Welt-Aids-Tag: Gegen die Verharmlosung

Die Krankheit Aids zeigt sich durch neue Medikamente weniger dramatisch – das macht aber die Aufklärungsarbeit schwieriger.

Mönchengladbach. 1993 lief Tom Hanks im Film Philadelphia als Andrew Beckett schwer von Aids gezeichnet durch die Straßen von Philadelphia. Die Krankheit und das heimtückische Virus HIV hatten quasi ein Gesicht bekommen, die dramatischen Bilder machten Aufklärungsarbeit zum Thema leicht.

"Das ist heute nicht mehr so einfach", sagt André Beermann, Sozialarbeiter bei der Aidshilfe Mönchengladbach/ Rheydt. Dadurch, dass Aids und sein Erreger HIV mittlerweile viel besser behandelbar sind als 1993, sei es viel schwieriger zu vermitteln, welche Dramatik immer noch dahinter stecke, HIV-positiv zu sein.

"Vor 20 Jahren sind die Menschen, bei denen die Krankheit Aids ausbrach, gestorben. Das ist heute nicht mehr so", sagt Beermann. Und das, so gut es für die Menschen sei, mache Aufklärung eben schwierig.

"Es gibt da einen Trend zu Verharmlosung", sagt der Sozialarbeiter - besonders bei jungen Menschen. Aids ist aber immer noch auf lange Sicht tödlich, eine Infektion mit HIV trotz aller neu entwickelten Medikamente nicht heilbar.

"HIV und Aids immer wieder ins Bewusstsein zurückzuholen ist immer noch eine bittere Notwendigkeit angesichts der Zahl der Neuinfektionen", sagt auch die Leiterin der Aidshilfe, Renate Hesse-Horst.

Derzeit infizieren sich in jedem Jahr rund 3000 Menschen in Deutschland neu mit dem Virus (Ende der 90er waren es rund 2000 Menschen pro Jahr). In NRW gab es in diesem Jahr 485 Neuinfizierte, in Mönchengladbach zwölf.

Das die Zahlen wieder angestiegen sind, führen die Experten unter anderem darauf zurück, dass das Thema eben verharmlost werde. Es gebe ja Medikamente und man müsse nicht mehr an Aids sterben, denken viele. Gefährlich sei dabei auch, dass aus diesem Grund viele Infektionen unerkannt blieben, sagt Hesse-Horst.
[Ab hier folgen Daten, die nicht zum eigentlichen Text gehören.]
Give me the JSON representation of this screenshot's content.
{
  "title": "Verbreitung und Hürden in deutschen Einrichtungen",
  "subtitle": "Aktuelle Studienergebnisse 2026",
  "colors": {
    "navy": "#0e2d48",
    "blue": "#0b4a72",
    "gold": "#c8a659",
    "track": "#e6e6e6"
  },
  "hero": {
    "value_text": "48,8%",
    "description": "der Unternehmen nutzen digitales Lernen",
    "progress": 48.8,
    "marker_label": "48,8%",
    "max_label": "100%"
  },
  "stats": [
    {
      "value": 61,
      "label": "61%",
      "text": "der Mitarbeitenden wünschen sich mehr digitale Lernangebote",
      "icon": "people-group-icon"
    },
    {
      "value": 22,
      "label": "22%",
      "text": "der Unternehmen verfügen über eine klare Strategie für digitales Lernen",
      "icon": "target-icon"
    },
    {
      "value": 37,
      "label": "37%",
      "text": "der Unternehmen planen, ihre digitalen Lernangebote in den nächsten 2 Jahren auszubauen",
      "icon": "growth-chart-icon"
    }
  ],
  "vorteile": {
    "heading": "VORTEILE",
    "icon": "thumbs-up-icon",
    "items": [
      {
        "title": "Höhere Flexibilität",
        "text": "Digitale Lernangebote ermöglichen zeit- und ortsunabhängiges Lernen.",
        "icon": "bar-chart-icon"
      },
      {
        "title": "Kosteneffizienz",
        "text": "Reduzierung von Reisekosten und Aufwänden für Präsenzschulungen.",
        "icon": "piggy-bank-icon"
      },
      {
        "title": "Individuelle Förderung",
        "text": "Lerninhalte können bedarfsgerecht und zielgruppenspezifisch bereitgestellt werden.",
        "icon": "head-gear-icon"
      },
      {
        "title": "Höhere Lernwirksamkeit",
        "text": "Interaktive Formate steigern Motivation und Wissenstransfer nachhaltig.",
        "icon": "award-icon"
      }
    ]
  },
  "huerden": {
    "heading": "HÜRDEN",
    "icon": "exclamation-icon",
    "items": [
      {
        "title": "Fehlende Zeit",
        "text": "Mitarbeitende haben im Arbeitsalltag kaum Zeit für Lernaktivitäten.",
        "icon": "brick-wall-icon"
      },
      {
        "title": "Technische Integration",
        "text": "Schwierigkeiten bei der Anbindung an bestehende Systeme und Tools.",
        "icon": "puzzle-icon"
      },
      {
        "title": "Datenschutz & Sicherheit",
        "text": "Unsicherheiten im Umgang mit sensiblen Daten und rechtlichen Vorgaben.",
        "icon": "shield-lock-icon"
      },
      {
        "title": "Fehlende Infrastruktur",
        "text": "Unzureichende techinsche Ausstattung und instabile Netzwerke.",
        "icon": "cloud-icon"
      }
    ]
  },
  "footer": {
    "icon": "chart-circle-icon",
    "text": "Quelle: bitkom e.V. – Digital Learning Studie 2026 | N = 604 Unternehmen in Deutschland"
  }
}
Gefährlich sei das zum einen, weil eine unerkannte Infektion eine rechtzeitige Behandlung verhindere. "Gefährlich aber auch, weil das Nicht-Wissen um den eigenen positiven Status ein Risiko für mögliche Sexual-Partner bedeutet, wenn keine Vorkehrung zum Schutz getroffen wird." Kondome, sagt sie, böten da nach wie vor den besten Schutz und sollten ganz selbstverständlich verwendet werden.
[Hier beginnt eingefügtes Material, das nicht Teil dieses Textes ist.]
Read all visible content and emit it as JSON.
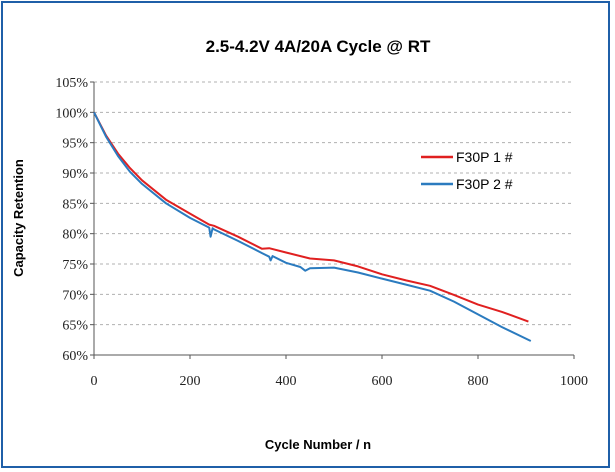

Auf der anderen Seite bedeuten die besseren Perspektiven für HIV-Infizierte aber auch eine andere Arbeit vieler Organisationen, die sich um Infizierte und Erkrankte kümmern.

Wie etwa beim Verein Oase in Hermges, der eine kleine Wohngemeinschaft von Menschen betreut, die von HIV oder Aids betroffen sind. "Bei uns geht es mittlerweile nicht mehr ums Sterben, sondern um das Leben", erklärt Ralf Döppeler, Leiter der Wohngemeinschaft.

Der Ursprungsgedanke der Wohngemeinschaft mit vier Plätzen sei es gewesen, ein Zuhause für die Betroffenen zu bieten, wo sie auch sterben konnten. "Seit der Gründung 1992 sind hier auch viele gestorben", berichtet Döppeler.

Mittlerweile jedoch helfe man den Betroffenen, ein eigenständiges Leben nach der Diagnose wieder aufzubauen, die Bewohner seinen nur vorübergehend in Hermges und zögen dann wieder in eigene Wohnungen.

Dennoch, die Gleichgültigkeit zum Thema HIV und Aids vieler junger Menschen, findet auch Döppeler erschreckend und wünscht sich ein Umdenken.